Beneficial effects of Korean red ginseng on lymphocyte DNA damage, antioxidant enzyme activity, and LDL oxidation in healthy participants: a randomized, double-blind, placebo-controlled trial
- Equal contributors
1 Department of Culinary Nutrition, Woosong University, Daejeon, Korea
2 Division of Metabolic Diseases, Center for Biomedical Science, Korea National Institute of Health, Chungbuk, Korea
3 Department of Food and Nutrition, Research Laboratory for Clinical Nutrigenetics/Nutrigenomics, Yonsei University, Seoul, Korea
4 Department of Food Science and Nutrition, Dong-A University, Busan, Korea
5 Department of Food and Nutrition, Brain Korea 21 Project, College of Human Ecology, Yonsei University, Seoul, Korea
6 Department of Food and Nutrition, Yonsei University, 134 Shinchon-Dong, Sudaemun-Gu, Seoul, 120-749, Korea
Citation and License
Nutrition Journal 2012, 11:47 doi:10.1186/1475-2891-11-47Published: 17 July 2012
The reported health benefits of Korean red ginseng (KRG) include antioxidant, antitumor, antimutagenic, and immunomodulatory activities; however, the effects on oxidative stress have not yet been evaluated. Therefore, we assessed the effect of KRG on antioxidant enzymes and oxidative stress markers in humans.

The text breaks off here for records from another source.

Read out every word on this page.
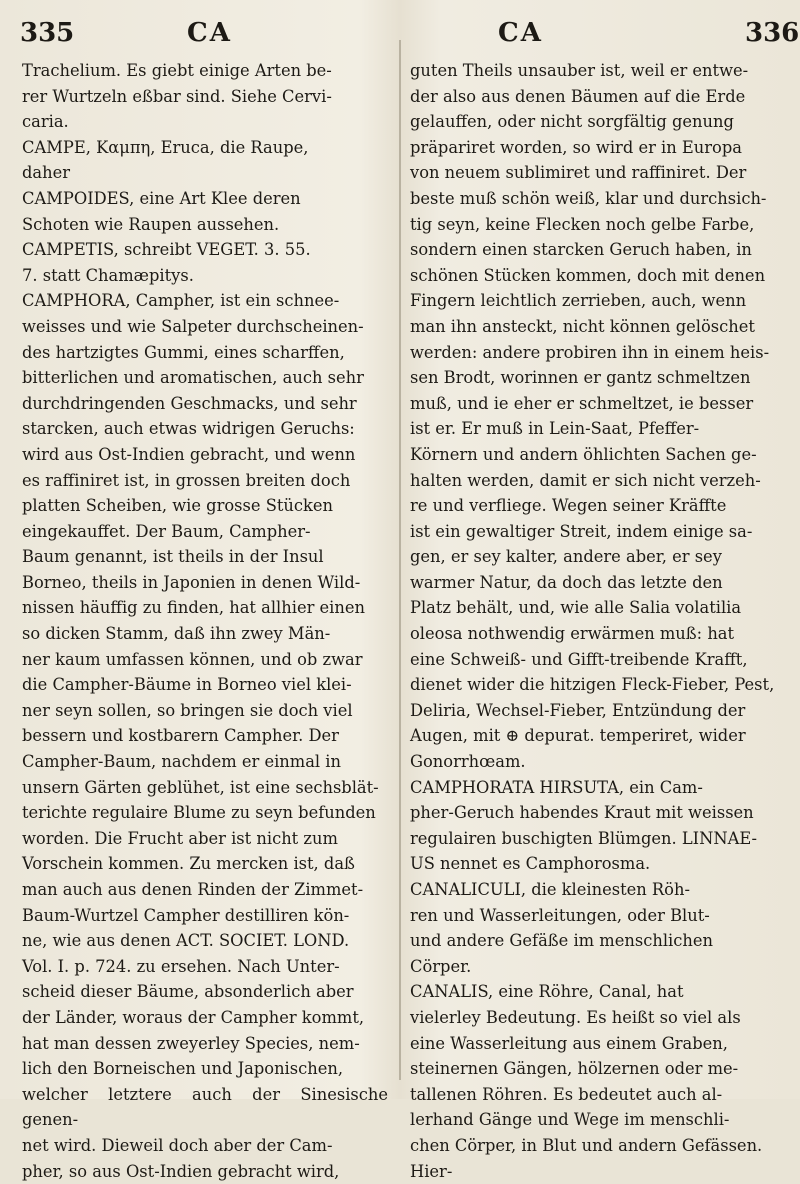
335	CA	CA	336

Trachelium. Es giebt einige Arten be-

rer Wurtzeln eßbar sind. Siehe Cervi-

caria.

CAMPE, Καμπη, Eruca, die Raupe,

daher

CAMPOIDES, eine Art Klee deren

Schoten wie Raupen aussehen.

CAMPETIS, schreibt VEGET. 3. 55.

7. statt Chamæpitys.

CAMPHORA, Campher, ist ein schnee-

weisses und wie Salpeter durchscheinen-

des hartzigtes Gummi, eines scharffen,

bitterlichen und aromatischen, auch sehr

durchdringenden Geschmacks, und sehr

starcken, auch etwas widrigen Geruchs:

wird aus Ost-Indien gebracht, und wenn

es raffiniret ist, in grossen breiten doch

platten Scheiben, wie grosse Stücken

eingekauffet. Der Baum, Campher-

Baum genannt, ist theils in der Insul

Borneo, theils in Japonien in denen Wild-

nissen häuffig zu finden, hat allhier einen

so dicken Stamm, daß ihn zwey Män-

ner kaum umfassen können, und ob zwar

die Campher-Bäume in Borneo viel klei-

ner seyn sollen, so bringen sie doch viel

bessern und kostbarern Campher. Der

Campher-Baum, nachdem er einmal in

unsern Gärten geblühet, ist eine sechsblät-

terichte regulaire Blume zu seyn befunden

worden. Die Frucht aber ist nicht zum

Vorschein kommen. Zu mercken ist, daß

man auch aus denen Rinden der Zimmet-

Baum-Wurtzel Campher destilliren kön-

ne, wie aus denen ACT. SOCIET. LOND.

Vol. I. p. 724. zu ersehen. Nach Unter-

scheid dieser Bäume, absonderlich aber

der Länder, woraus der Campher kommt,

hat man dessen zweyerley Species, nem-

lich den Borneischen und Japonischen,

welcher letztere auch der Sinesische genen-

net wird. Dieweil doch aber der Cam-

pher, so aus Ost-Indien gebracht wird,

guten Theils unsauber ist, weil er entwe-

der also aus denen Bäumen auf die Erde

gelauffen, oder nicht sorgfältig genung

präpariret worden, so wird er in Europa

von neuem sublimiret und raffiniret. Der

beste muß schön weiß, klar und durchsich-

tig seyn, keine Flecken noch gelbe Farbe,

sondern einen starcken Geruch haben, in

schönen Stücken kommen, doch mit denen

Fingern leichtlich zerrieben, auch, wenn

man ihn ansteckt, nicht können gelöschet

werden: andere probiren ihn in einem heis-

sen Brodt, worinnen er gantz schmeltzen

muß, und ie eher er schmeltzet, ie besser

ist er. Er muß in Lein-Saat, Pfeffer-

Körnern und andern öhlichten Sachen ge-

halten werden, damit er sich nicht verzeh-

re und verfliege. Wegen seiner Kräffte

ist ein gewaltiger Streit, indem einige sa-

gen, er sey kalter, andere aber, er sey

warmer Natur, da doch das letzte den

Platz behält, und, wie alle Salia volatilia

oleosa nothwendig erwärmen muß: hat

eine Schweiß- und Gifft-treibende Krafft,

dienet wider die hitzigen Fleck-Fieber, Pest,

Deliria, Wechsel-Fieber, Entzündung der

Augen, mit ⊕ depurat. temperiret, wider

Gonorrhœam.

CAMPHORATA HIRSUTA, ein Cam-

pher-Geruch habendes Kraut mit weissen

regulairen buschigten Blümgen. LINNAE-

US nennet es Camphorosma.

CANALICULI, die kleinesten Röh-

ren und Wasserleitungen, oder Blut-

und andere Gefäße im menschlichen

Cörper.

CANALIS, eine Röhre, Canal, hat

vielerley Bedeutung. Es heißt so viel als

eine Wasserleitung aus einem Graben,

steinernen Gängen, hölzernen oder me-

tallenen Röhren. Es bedeutet auch al-

lerhand Gänge und Wege im menschli-

chen Cörper, in Blut und andern Gefässen.

Hier-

We conducted a randomized, double-blind, placebo-controlled study with three groups, including placebo, low-dose (3 g/day), and high-dose (6 g/day), which were randomly assigned to healthy subjects aged 20–65 years. Lymphocyte DNA damage, antioxidative enzyme activity, and lipid peroxidation were assessed before and after the 8-week supplementation.
Fifty-seven subjects completed the protocol. Plasma superoxide dismutase (SOD) activity after the 8-week KRG supplementation was significantly higher in the low-and high-dose groups compared to baseline. Plasma glutathione peroxidase (GPx) and catalase activities were also increased after the high-dose supplementation. Furthermore, the DNA tail length and tail moment were significantly reduced after the supplementation (low-dose and high-dose), and plasma oxidized low-density lipoprotein (LDL) levels were reduced in low-dose and high-dose groups, but increased in the placebo group. The net changes in oxidized LDL after the supplementation differed significantly between both KRG supplementation groups and the placebo group. Net changes in GPx, SOD and catalase activities, and DNA tail length and tail moment were significantly different between the high-dose group and the placebo group. Additionally, the net changes in urinary 8-epi-PGF2α were significantly different between the KRG supplementation groups and the placebo group.
KRG supplementation may attenuate lymphocyte DNA damage and LDL oxidation by upregulating antioxidant enzyme activity.